The algorithm is not your business partner
I’m sitting in a cafe near my home. I love this cafe. The coffee is consistent, there are always seats with outlets, there’s usually an elder showing their friend a video of their grandkids on full volume. It’s a third place. People are human here. People connect organically.
Social media platforms are not built this way, yet they are the number one factor in our socialization today. They were never designed to help your business grow. They were designed to keep people scrolling.
The reality is that the algorithm (pictured below) needs to be fed constantly. It eats attention. So it makes you create the garbage then it shoves it in front of you. Add scrolling features that feel like slot machines and here we are as a society.
A biologically accurate drawing of the algorithm
Social media platforms are not trying to promote you
The algorithm doesn’t want to send people away from the platform because that’s precious attention lost. The social media companies know that you have to be able to self-promote to stay on the platform so they let you add links and create ads. But they are not trying to do you any favors.
Social media platforms were never designed to help your business grow. They were designed to keep people scrolling.
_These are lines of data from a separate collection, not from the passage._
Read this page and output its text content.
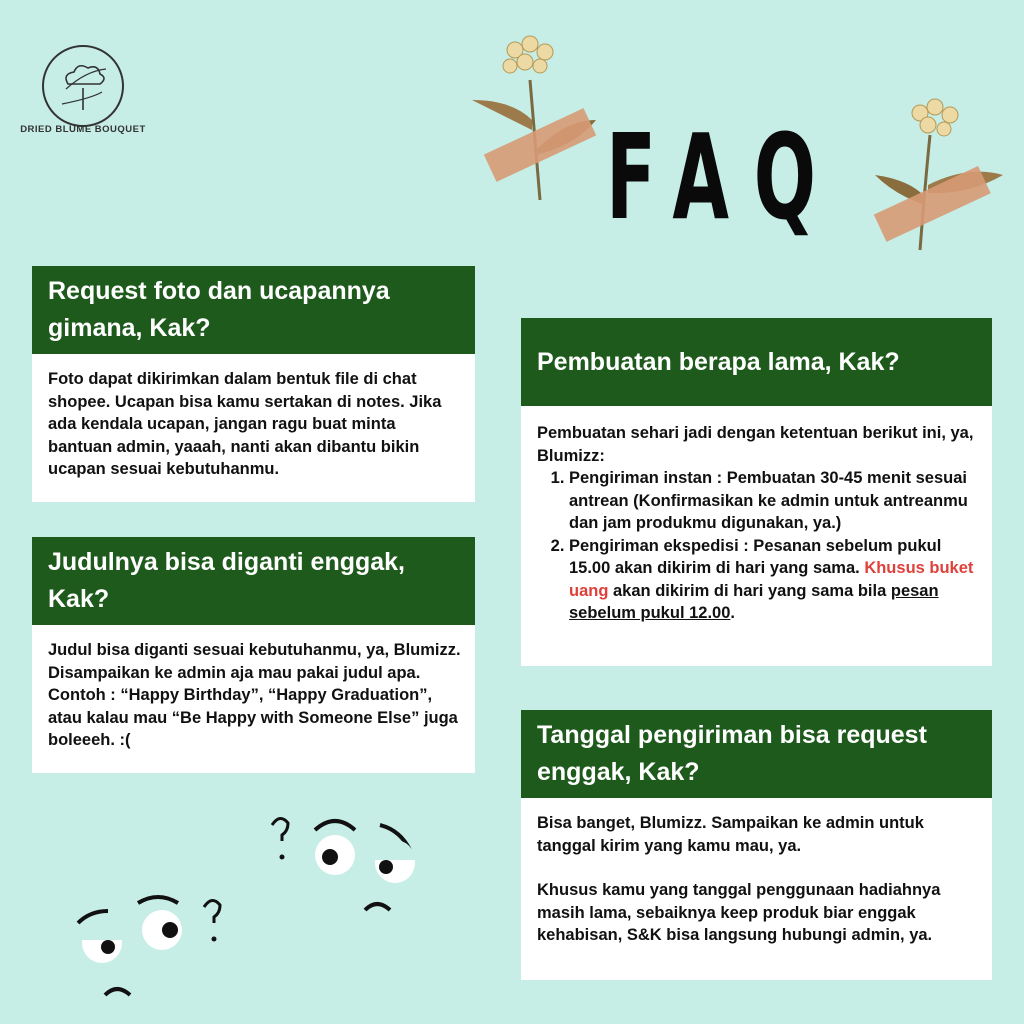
DRIED BLUME BOUQUET	FAQ
Request foto dan ucapannya gimana, Kak?

Foto dapat dikirimkan dalam bentuk file di chat shopee. Ucapan bisa kamu sertakan di notes. Jika ada kendala ucapan, jangan ragu buat minta bantuan admin, yaaah, nanti akan dibantu bikin ucapan sesuai kebutuhanmu.

Judulnya bisa diganti enggak, Kak?

Judul bisa diganti sesuai kebutuhanmu, ya, Blumizz. Disampaikan ke admin aja mau pakai judul apa. Contoh : “Happy Birthday”, “Happy Graduation”, atau kalau mau “Be Happy with Someone Else” juga boleeeh. :(

Pembuatan berapa lama, Kak?

Pembuatan sehari jadi dengan ketentuan berikut ini, ya, Blumizz:

1. Pengiriman instan : Pembuatan 30-45 menit sesuai antrean (Konfirmasikan ke admin untuk antreanmu dan jam produkmu digunakan, ya.)
2. Pengiriman ekspedisi : Pesanan sebelum pukul 15.00 akan dikirim di hari yang sama. Khusus buket uang akan dikirim di hari yang sama bila pesan sebelum pukul 12.00.
Tanggal pengiriman bisa request enggak, Kak?

Bisa banget, Blumizz. Sampaikan ke admin untuk tanggal kirim yang kamu mau, ya.

Khusus kamu yang tanggal penggunaan hadiahnya masih lama, sebaiknya keep produk biar enggak kehabisan, S&K bisa langsung hubungi admin, ya.
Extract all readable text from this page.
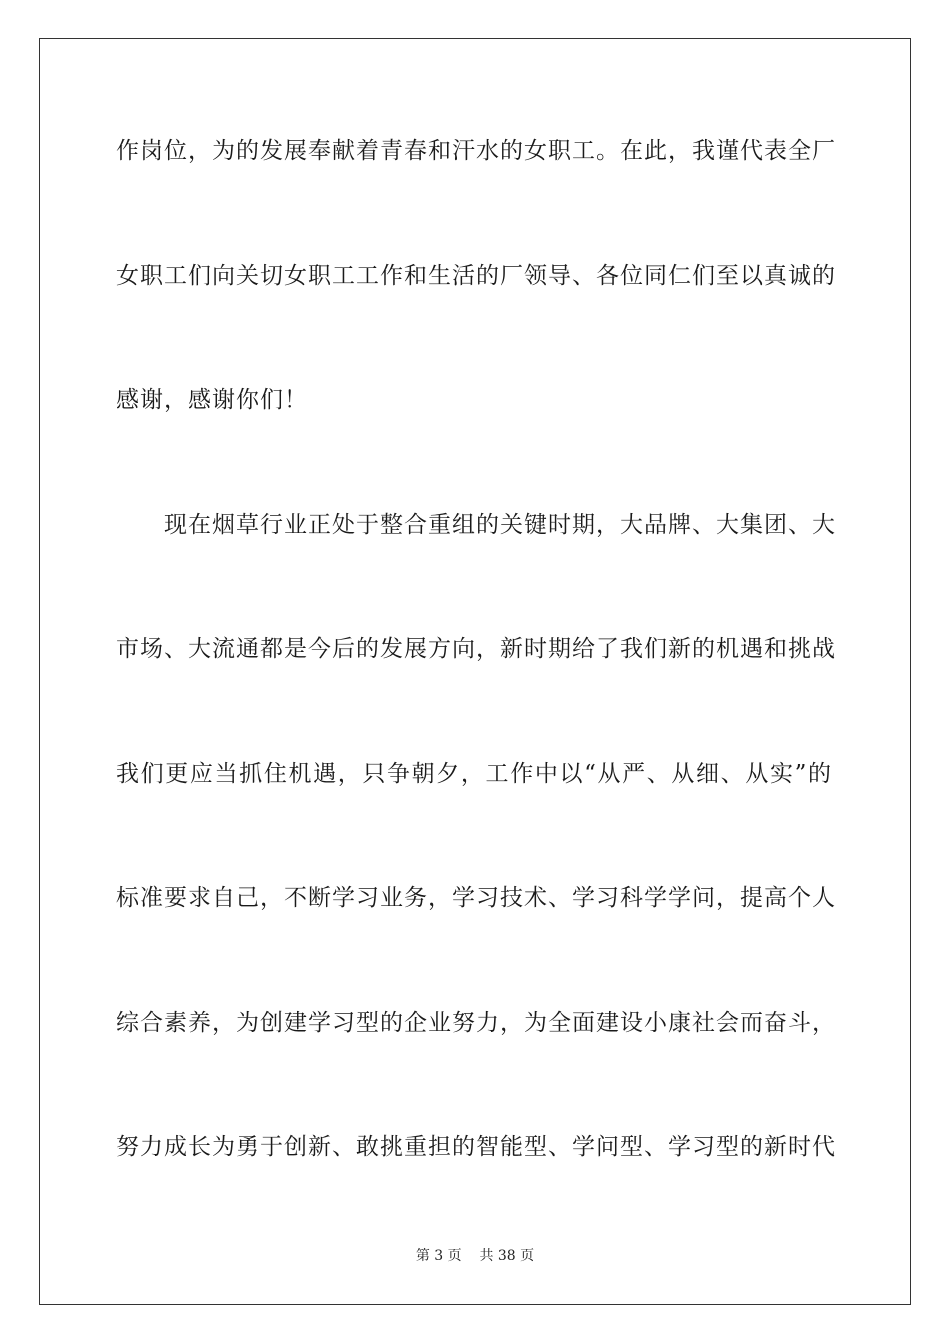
作岗位，为的发展奉献着青春和汗水的女职工。在此，我谨代表全厂
女职工们向关切女职工工作和生活的厂领导、各位同仁们至以真诚的
感谢，感谢你们！
现在烟草行业正处于整合重组的关键时期，大品牌、大集团、大
市场、大流通都是今后的发展方向，新时期给了我们新的机遇和挑战
我们更应当抓住机遇，只争朝夕，工作中以“从严、从细、从实”的
标准要求自己，不断学习业务，学习技术、学习科学学问，提高个人
综合素养，为创建学习型的企业努力，为全面建设小康社会而奋斗，
努力成长为勇于创新、敢挑重担的智能型、学问型、学习型的新时代
第 3 页 共 38 页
For years, brands were told that if they posted consistently, followed trends, and “beat the algorithm,” growth would follow. But in 2026, many businesses are discovering the hard truth:
The algorithm is not your business partner.
It does not care about your mission, your craftsmanship, or your revenue goals. It cares about attention. And attention is a volatile currency. So how do you hack the algorithm to work for you?
Make content for people, not the algorithm
Platforms like Instagram, TikTok, and Facebook optimize for:
watch time
engagement
retention
shares
The longer users stay on the platform, the more money the platform makes. This means the algorithm naturally favors content that creates:
emotional reactions,
fast stimulation,
controversy,
novelty,
or compulsive consumption.
They are creating:
emotionally resonant content,
recognizable points of view,
and consistent brand identity.
They understand that algorithms amplify human behavior.
If content genuinely makes people feel understood, inspired, entertained, or connected, the algorithm notices. In that sense, the algorithm is less like a gatekeeper and more like a behavioral mirror.
1. Stop Creating for Everyone
Generic content disappears because it creates weak reactions. Strong brands speak clearly to a specific worldview, identity, or emotional experience. The more recognizable your perspective becomes, the easier it is for both people and platforms to categorize your content.
2. Focus on Shareability Over Virality
Virality is unpredictable.
But shareability is strategic.
People share content that:
reflects their identity,
says something they struggle to articulate,
teaches something useful,
or creates emotional recognition.
A post shared 100 times by the right audience is often more valuable than 100,000 passive views.
3. Build Owned Community Outside the Platform
Algorithms can change overnight.
Your audience should not live entirely on rented land.
The strongest brands use social media as a discovery tool while building:
email lists,
communities,
memberships,
events,
and direct relationships.
Reach is temporary.
Community compounds.
4. Use Human-Centered Creative Work
The internet is saturated with optimized content.
What cuts through now is work that feels:
human,
emotionally honest,
visually distinct,
and culturally aware.
People are increasingly drawn toward brands that feel alive rather than manufactured.
Especially in the age of AI-generated sameness.
5. Create Content That Starts Conversations
Algorithms reward interaction because conversation extends platform usage.
But the goal should not be outrage or manipulation.
The best-performing small business content often makes people say:
“That’s exactly how I feel.”
Resonance is more sustainable than shock value.
The Real Opportunity for Small Businesses
Large corporations often struggle to sound human.
Small businesses have an advantage because they are closer to:
real stories,
real values,
and real relationships.
That authenticity becomes increasingly valuable in a digital environment flooded with automation and generic marketing.
Ironically, the businesses that stop obsessing over the algorithm are often the ones that perform best within it.
Because they create work people actually care about.
Closing Thought
The algorithm does not exist to support your business. But if your business genuinely understands people, the algorithm can become an amplifier instead of an obstacle.